Giovedì 12 aprile 2018, alle ore 21.00, presso il Collegio Nuovo Fondazione Sandra e Enea Mattei di Pavia (Via Abbiategrasso, 404), si terrà l’incontro “L’appartenenza” con Donatella Di Pietrantonio, autrice di “L’Arminuta” (Einaudi), Premio Campiello 2017; “Bella mia” (Elliot), Premio Brancati 2014; “Mia madre è un fiume” (Elliot), Premio Letterario Tropea 2011.
L’incontro è condotto da Anna Modena (Università di Pavia).
«Ero l’Arminuta, la ritornata. Parlavo un’altra lingua e non sapevo piú a chi appartenere. […] – Non mi potevi venire a riprendere? – ho chiesto debolmente. – Adalgisa non t’avrebbe ridata, ti stava già ad allevare come diceva essa. Mi sono seduta per terra, con il mento sulle ginocchia. Gli occhi mi bruciavano nello sforzo di contenere le lacrime. Lei è rimasta in piedi, con il cesto appeso a un braccio. Doveva essere mezzogiorno, sudava in silenzio. Non è riuscita a muovere quell’unico passo che ci separava dalla consolazione»

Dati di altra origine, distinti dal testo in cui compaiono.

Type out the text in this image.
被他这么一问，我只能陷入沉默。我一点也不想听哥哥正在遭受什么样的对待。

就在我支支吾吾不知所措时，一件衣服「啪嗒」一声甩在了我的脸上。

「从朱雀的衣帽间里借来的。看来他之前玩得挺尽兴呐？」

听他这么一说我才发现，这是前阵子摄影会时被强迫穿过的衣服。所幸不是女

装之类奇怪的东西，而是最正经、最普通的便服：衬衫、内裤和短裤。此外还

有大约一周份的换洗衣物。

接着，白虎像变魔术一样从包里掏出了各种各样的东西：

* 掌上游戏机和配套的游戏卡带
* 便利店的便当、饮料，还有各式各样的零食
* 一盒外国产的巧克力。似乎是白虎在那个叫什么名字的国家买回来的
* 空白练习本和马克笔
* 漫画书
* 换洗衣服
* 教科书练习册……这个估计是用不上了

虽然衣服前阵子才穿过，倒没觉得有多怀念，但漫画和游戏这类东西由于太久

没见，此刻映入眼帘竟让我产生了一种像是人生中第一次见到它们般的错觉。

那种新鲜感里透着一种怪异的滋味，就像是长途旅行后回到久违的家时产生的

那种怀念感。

(Donatella Di Pietrantonio, L’Arminuta, Einaudi 2017)
Arriva al Collegio Nuovo Donatella Di Pietrantonio, con l’esperienza e il successo di tre libri scritti nelle ore dell’alba, prima di esercitare la sua professione di odontoiatra pediatrico a Penne. Ha esordito poco prima dei 50 anni con Mia madre è un fiume (Eliott), ha scritto un meraviglioso romanzo ambientato nell’Aquila dopo il terremoto (il titolo Bella mia rimanda a una canzone popolare), oggi il suo ultimo romanzo, L’Arminuta, vincitore della scorsa edizione del Campiello, è in corso di traduzione in oltre una decina di Paesi: una bella sfida rendere una scrittura tutta “affidata ai sensi” e in parte con un dialetto “ingentilito”, come dice lei, una scrittura su cui ci si soffermerà grazie anche alla conduzione dell’incontro di Anna Modena, italianista e conoscitrice di generi e modelli della letteratura italiana contemporanea, che per anni ha insegnato all’Università di Pavia.
Il romanzo, del quale l’autrice è tentata di scrivere un “sequel”, diventerà presto anche un film con la regia di Giuseppe Bonito: alla sceneggiatura, affidata a Monica Zappelli, vincitrice del Nastro d’Argento per I cento passi di Marco Tullio Giordana, collaborerà la stessa Di Pietrantonio.
Autrice di “terribili versi” a sette anni, confessa, ha sempre coltivato il sogno, poi il progetto, della scrittura, che ruota intorno al tema della maternità e della costruzione dell’identità anche come senso di appartenenza sia a un “chi” (Michela Murgia, a proposito dell’opera della scrittrice, ha sottolineato: “non puoi dire chi sei se non puoi dire di chi sei”) sia a un “dove” (nel suo caso, quell’Abruzzo che si impone come personaggio nascosto nei suoi libri, con le sue “terre dell’osso”, la montagna e le “terre della polpa”, il mare, quell’Abruzzo a cui Donatella Di Pietrantonio, cresciuta con l’opera di Ignazio Silone e che ha trovato una lingua tutta sua con la lettura di Agota Kristof, ha dedicato emozionata il suo Premio Campiello. Una emozione che si rinnova anche nella recente riedizione di Bella mia, dove l’autrice così parla della città dei suoi studi universitari, che sente un po’ sua: “Oggi L’Aquila è considerata il più grande cantiere d’Europa. […] L’amico che mi ha accompagnato nell’ultima visita ha detto: L’Aquila, novantanove chiese, novantanove piazze e novantanove gru. Abbiamo riso un po’ amaro. Ho chiesto se la gente tornerà, non mi ha risposto. Di quello che gli aquilani si portano dentro nessuno parla”.